Since the anime title is encoded, it is converted to the actual title below. (Sort by score)

In [None]:
for idx, rating in anime_rating:
    #print(dic_anime[idx])
    print(rating, Anime_id2title(re.sub('anime_id-', '', dic_anime[idx])))

# Find similar users to 'user_id-1'

In [None]:
%%time
'''
get similar 30 user to `user_id-1`
'''
sim_user.num_best = 30
user_rating = sim_user[anime_rating]
user_rating

'User_id-1' is the fifth.

In [None]:
for idx, wgt in user_rating:
    print(wgt, dic_user[idx])

# Is the animation list of "user_id-46667" close to "user_id-1"?
Is the animation rating of "user_id-46667" close to "user_id-1"?

In [None]:
pd.merge(rating_csv2.query('user_id==46667'), anime_csv, on='anime_id')

In [None]:
sim_anime.num_best = 30
anime_rating = sim_anime[dic_user.doc2bow(['user_id-46667'])]
anime_rating

for idx, rating in anime_rating:
    #print(dic_anime[idx])
    print(rating, Anime_id2title(re.sub('anime_id-', '', dic_anime[idx])))
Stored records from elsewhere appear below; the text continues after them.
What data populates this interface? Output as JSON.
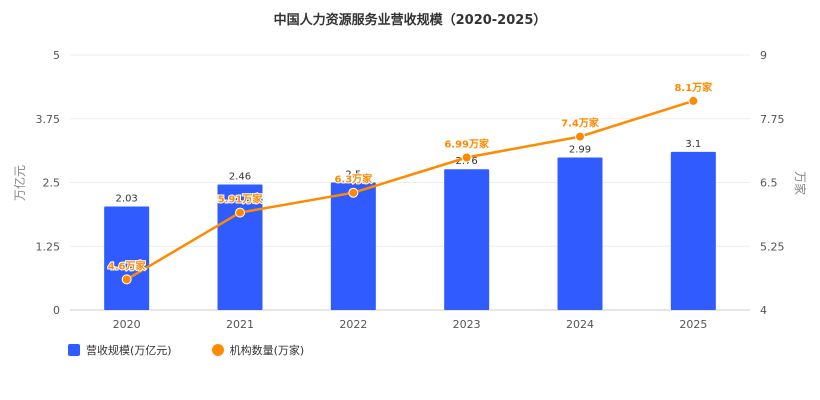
{
  "chart_data": {
    "type": "bar+line",
    "title": "中国人力资源服务业营收规模（2020-2025）",
    "categories": [
      "2020",
      "2021",
      "2022",
      "2023",
      "2024",
      "2025"
    ],
    "series": [
      {
        "name": "营收规模(万亿元)",
        "type": "bar",
        "axis": "left",
        "values": [
          2.03,
          2.46,
          2.5,
          2.76,
          2.99,
          3.1
        ],
        "labels": [
          "2.03",
          "2.46",
          "2.5",
          "2.76",
          "2.99",
          "3.1"
        ],
        "color": "#2f5bff"
      },
      {
        "name": "机构数量(万家)",
        "type": "line",
        "axis": "right",
        "values": [
          4.6,
          5.91,
          6.3,
          6.99,
          7.4,
          8.1
        ],
        "labels": [
          "4.6万家",
          "5.91万家",
          "6.3万家",
          "6.99万家",
          "7.4万家",
          "8.1万家"
        ],
        "color": "#ff8a00"
      }
    ],
    "y_left": {
      "label": "万亿元",
      "min": 0,
      "max": 5,
      "ticks": [
        "0",
        "1.25",
        "2.5",
        "3.75",
        "5"
      ]
    },
    "y_right": {
      "label": "万家",
      "min": 4,
      "max": 9,
      "ticks": [
        "4",
        "5.25",
        "6.5",
        "7.75",
        "9"
      ]
    },
    "grid": true,
    "legend_position": "bottom-left"
  }
}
# Find animes associated with these similar users

In [None]:
'''
get anime list
'''
sim_anime.num_best = 50
anime_rating = sim_anime[user_rating]
anime_rating

In [None]:
'''
We can recommend anime other than the user-1 has already watched.
'''
for idx, wgt in anime_rating:
    print(wgt, Anime_id2title(int(re.sub('anime_id-', '', dic_anime[idx]))))

In [None]:
'''
anime list user_id-1 already watched
'''
pd.merge(rating_csv.query('user_id==1'), anime_csv, on='anime_id')